Michael had a few other thoughts and tips for us. In his baking, he uses only KA organic flours because he knows they’re free of asbestos, insecticides and bromates and also “organic flour is going to be more lively when you mix it.” (For my bake, only the Hi-X was organic.) He complimented the salt level and mentioned that 90% of the breads he tastes lack sufficient salt. He recommended I switch to sel gris from Normandy which is what he uses exclusively–with only four ingredients, why use anything but the best for your salt?

Michael London

Michael London shared some of his own bread for comparison.

In the next few days, I continued to taste the First Clear and High Extraction side by side and they became even more similar to the point I really couldn’t tell them apart. Maybe it’s because all these loaves were made with the same North Dakota wheat, grown and harvested at the same time and then processed into different configurations.

I’m going to do a follow-up test with KAF High-Extraction against Central Milling Type 85 Malted, a very different High-X that is praised by bakers. When I do that I’ll reduce the size of the loaves by 25% to fit my dutch ovens better and see if that solves Michael’s gumminess problem (assuming is indeed a problem, and not just a characteristic of this 78% hydration formula). Stay tuned.

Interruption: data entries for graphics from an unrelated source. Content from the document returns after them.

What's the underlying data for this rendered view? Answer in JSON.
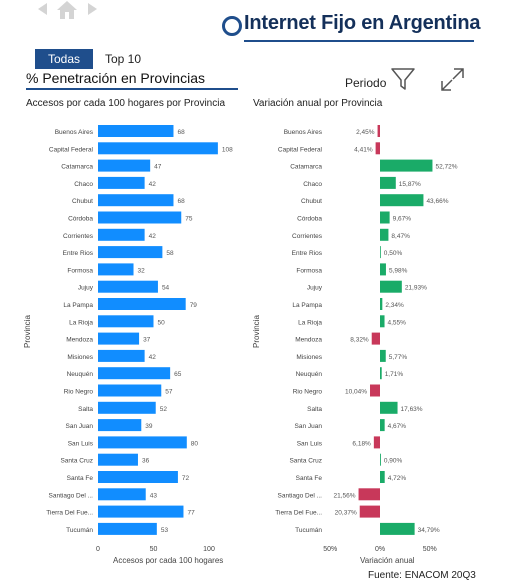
{
  "header": {
    "title": "Internet Fijo en Argentina",
    "home_icon": "home-icon",
    "back_icon": "back-arrow-icon",
    "forward_icon": "forward-arrow-icon"
  },
  "tabs": [
    {
      "label": "Todas",
      "active": true
    },
    {
      "label": "Top 10",
      "active": false
    }
  ],
  "subtitle": "% Penetración en Provincias",
  "filter": {
    "label": "Periodo",
    "filter_icon": "filter-icon",
    "expand_icon": "expand-icon"
  },
  "colors": {
    "accent": "#1f4e8c",
    "bar_blue": "#118dff",
    "positive": "#1aab68",
    "negative": "#c8385a"
  },
  "chart_data": [
    {
      "type": "bar",
      "orientation": "horizontal",
      "title": "Accesos por cada 100 hogares por Provincia",
      "xlabel": "Accesos por cada 100 hogares",
      "ylabel": "Provincia",
      "xlim": [
        0,
        110
      ],
      "xticks": [
        "0",
        "50",
        "100"
      ],
      "grid": false,
      "categories": [
        "Buenos Aires",
        "Capital Federal",
        "Catamarca",
        "Chaco",
        "Chubut",
        "Córdoba",
        "Corrientes",
        "Entre Rios",
        "Formosa",
        "Jujuy",
        "La Pampa",
        "La Rioja",
        "Mendoza",
        "Misiones",
        "Neuquén",
        "Rio Negro",
        "Salta",
        "San Juan",
        "San Luis",
        "Santa Cruz",
        "Santa Fe",
        "Santiago Del ...",
        "Tierra Del Fue...",
        "Tucumán"
      ],
      "values": [
        68,
        108,
        47,
        42,
        68,
        75,
        42,
        58,
        32,
        54,
        79,
        50,
        37,
        42,
        65,
        57,
        52,
        39,
        80,
        36,
        72,
        43,
        77,
        53
      ]
    },
    {
      "type": "bar",
      "orientation": "horizontal",
      "title": "Variación anual por Provincia",
      "xlabel": "Variación anual",
      "ylabel": "Provincia",
      "xlim": [
        -50,
        50
      ],
      "xticks": [
        "50%",
        "0%",
        "50%"
      ],
      "grid": false,
      "categories": [
        "Buenos Aires",
        "Capital Federal",
        "Catamarca",
        "Chaco",
        "Chubut",
        "Córdoba",
        "Corrientes",
        "Entre Rios",
        "Formosa",
        "Jujuy",
        "La Pampa",
        "La Rioja",
        "Mendoza",
        "Misiones",
        "Neuquén",
        "Rio Negro",
        "Salta",
        "San Juan",
        "San Luis",
        "Santa Cruz",
        "Santa Fe",
        "Santiago Del ...",
        "Tierra Del Fue...",
        "Tucumán"
      ],
      "values": [
        -2.45,
        -4.41,
        52.72,
        15.87,
        43.66,
        9.67,
        8.47,
        0.5,
        5.98,
        21.93,
        2.34,
        4.55,
        -8.32,
        5.77,
        1.71,
        -10.04,
        17.63,
        4.67,
        -6.18,
        0.9,
        4.72,
        -21.56,
        -20.37,
        34.79
      ],
      "labels": [
        "2,45%",
        "4,41%",
        "52,72%",
        "15,87%",
        "43,66%",
        "9,67%",
        "8,47%",
        "0,50%",
        "5,98%",
        "21,93%",
        "2,34%",
        "4,55%",
        "8,32%",
        "5,77%",
        "1,71%",
        "10,04%",
        "17,63%",
        "4,67%",
        "6,18%",
        "0,90%",
        "4,72%",
        "21,56%",
        "20,37%",
        "34,79%"
      ]
    }
  ],
  "footer": {
    "source": "Fuente: ENACOM 20Q3"
  }
}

UPDATE: this post has been updated to correct the math regarding the WWF/BF blend.

* Specifically, he wrote me: In terms of comparing Type 110 with an ~85% extraction rate [i.e. High Extraction Flour] to First Clear which lacks the patent portion would be to compare apples and oranges at least from a functional standpoint (the patent portion contains the highest quality protein in the endosperm).